Riskscore potentially relevant regulatory pathways
In order to observe the relationship between risk score and biological function of different samples, the R software package GSVA carried out ssGSEA analysis and functions with a correlation greater than 0.4 was selected. The results showed that most of the samples were negatively correlated with Riskscore, and a few were positively correlated with Riskscore (Fig. 5A). Furthermore, GSEA was used in the data set of the training set to analyze the significantly enriched pathways in the high-risk group and the low-risk group. The threshold value was p < 0.05, and the significantly enriched pathways were obtained (Fig. 5B), among them, PROPANOATE_METABOLISM, PPAR_SIGNALING_PATHWAY were significantly enriched to the high-risk group, which were closely related to the development of cancer.
Analysis of risk models and immune scores
Z score normalization was used for Risk score of each sample in the training set, the samples were divided into high risk group and low risk group. The TIMER tool was used to calculate the immune score of each sample in the training set, and it is found that other than the CD8 Tcell, the other immune scores show significant differences in the high and low risk groups (p < 0.05) (Fig. 6).
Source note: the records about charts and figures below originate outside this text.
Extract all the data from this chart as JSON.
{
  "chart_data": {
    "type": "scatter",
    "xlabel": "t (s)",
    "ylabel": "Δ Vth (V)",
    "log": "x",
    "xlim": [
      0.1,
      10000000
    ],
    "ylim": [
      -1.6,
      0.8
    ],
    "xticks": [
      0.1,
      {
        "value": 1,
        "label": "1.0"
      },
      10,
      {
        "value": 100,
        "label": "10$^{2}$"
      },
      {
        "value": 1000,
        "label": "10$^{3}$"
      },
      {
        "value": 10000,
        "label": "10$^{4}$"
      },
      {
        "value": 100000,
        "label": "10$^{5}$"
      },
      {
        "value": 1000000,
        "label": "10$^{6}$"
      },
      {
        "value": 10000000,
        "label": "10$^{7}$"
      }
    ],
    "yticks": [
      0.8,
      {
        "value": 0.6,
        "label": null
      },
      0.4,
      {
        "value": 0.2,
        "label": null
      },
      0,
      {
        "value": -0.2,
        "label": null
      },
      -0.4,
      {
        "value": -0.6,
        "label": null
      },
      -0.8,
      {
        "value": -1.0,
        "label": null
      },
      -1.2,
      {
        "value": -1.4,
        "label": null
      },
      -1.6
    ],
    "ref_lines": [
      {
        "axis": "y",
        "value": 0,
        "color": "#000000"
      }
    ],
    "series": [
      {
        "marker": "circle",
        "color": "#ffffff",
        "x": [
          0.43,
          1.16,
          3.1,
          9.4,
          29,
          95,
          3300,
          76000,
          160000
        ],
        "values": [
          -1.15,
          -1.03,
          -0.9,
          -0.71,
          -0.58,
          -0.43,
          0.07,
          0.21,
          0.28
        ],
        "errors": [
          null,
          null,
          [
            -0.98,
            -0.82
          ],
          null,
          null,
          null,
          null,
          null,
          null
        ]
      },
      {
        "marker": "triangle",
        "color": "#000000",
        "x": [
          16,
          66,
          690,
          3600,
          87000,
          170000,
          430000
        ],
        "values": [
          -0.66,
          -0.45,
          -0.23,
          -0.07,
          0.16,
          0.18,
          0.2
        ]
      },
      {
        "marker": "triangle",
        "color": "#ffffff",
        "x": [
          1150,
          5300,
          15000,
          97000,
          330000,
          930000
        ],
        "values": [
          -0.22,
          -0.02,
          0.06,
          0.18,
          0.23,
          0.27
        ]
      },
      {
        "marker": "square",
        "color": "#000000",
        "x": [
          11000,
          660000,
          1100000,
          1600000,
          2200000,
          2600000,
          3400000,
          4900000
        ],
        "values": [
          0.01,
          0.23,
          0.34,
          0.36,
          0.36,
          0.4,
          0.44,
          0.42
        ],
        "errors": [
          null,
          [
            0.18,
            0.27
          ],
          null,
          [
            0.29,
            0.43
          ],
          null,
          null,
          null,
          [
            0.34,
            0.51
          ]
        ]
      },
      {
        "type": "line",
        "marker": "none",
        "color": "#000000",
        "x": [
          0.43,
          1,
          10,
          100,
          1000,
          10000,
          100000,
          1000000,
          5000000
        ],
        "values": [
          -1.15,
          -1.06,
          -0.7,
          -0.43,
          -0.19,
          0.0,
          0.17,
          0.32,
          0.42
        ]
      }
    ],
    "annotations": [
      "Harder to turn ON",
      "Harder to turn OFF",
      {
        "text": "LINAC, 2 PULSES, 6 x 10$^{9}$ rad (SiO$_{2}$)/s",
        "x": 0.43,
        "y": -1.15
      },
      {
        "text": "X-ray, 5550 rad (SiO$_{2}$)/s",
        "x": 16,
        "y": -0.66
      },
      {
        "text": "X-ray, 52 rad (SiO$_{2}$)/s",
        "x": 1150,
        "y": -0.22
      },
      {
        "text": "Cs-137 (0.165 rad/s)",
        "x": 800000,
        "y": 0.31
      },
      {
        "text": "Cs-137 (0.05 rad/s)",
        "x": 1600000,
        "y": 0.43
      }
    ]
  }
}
Comparison with other models
As described in the method, four prognostic risk models were selected: 4-gene signature (Wang), 4-gene signature (Komisarof), 24-gene signature (Long), and 22-gene signature (Erho). In order to make the models comparable, the risk score of each prostate adenocarcinoma (PRAD) sample in the TCGA using the same method based on the corresponding genes in the 4 models were calculated. The OS-KM curve shows that the OS prognosis of the Risk-H and Risk-L in the four models are significantly different except for the Wang model (logrank p < 0.05) (Fig. 6A-D). ROC curve reveals that the prediction effect of four models is worse than that of 10 gene signature (Fig. 6E-H). In order to compare the prediction performance of these models on PRAD samples, the RMS curve was drawn using the R language RMS package. The 10 gene signature is more accurate for long-term follow-up (Fig. 6C). Decision Curve Analysis (DCA) results showed that Riskscore had the highest degree of benefit, far higher than the other four subtypes (Fig. 6D).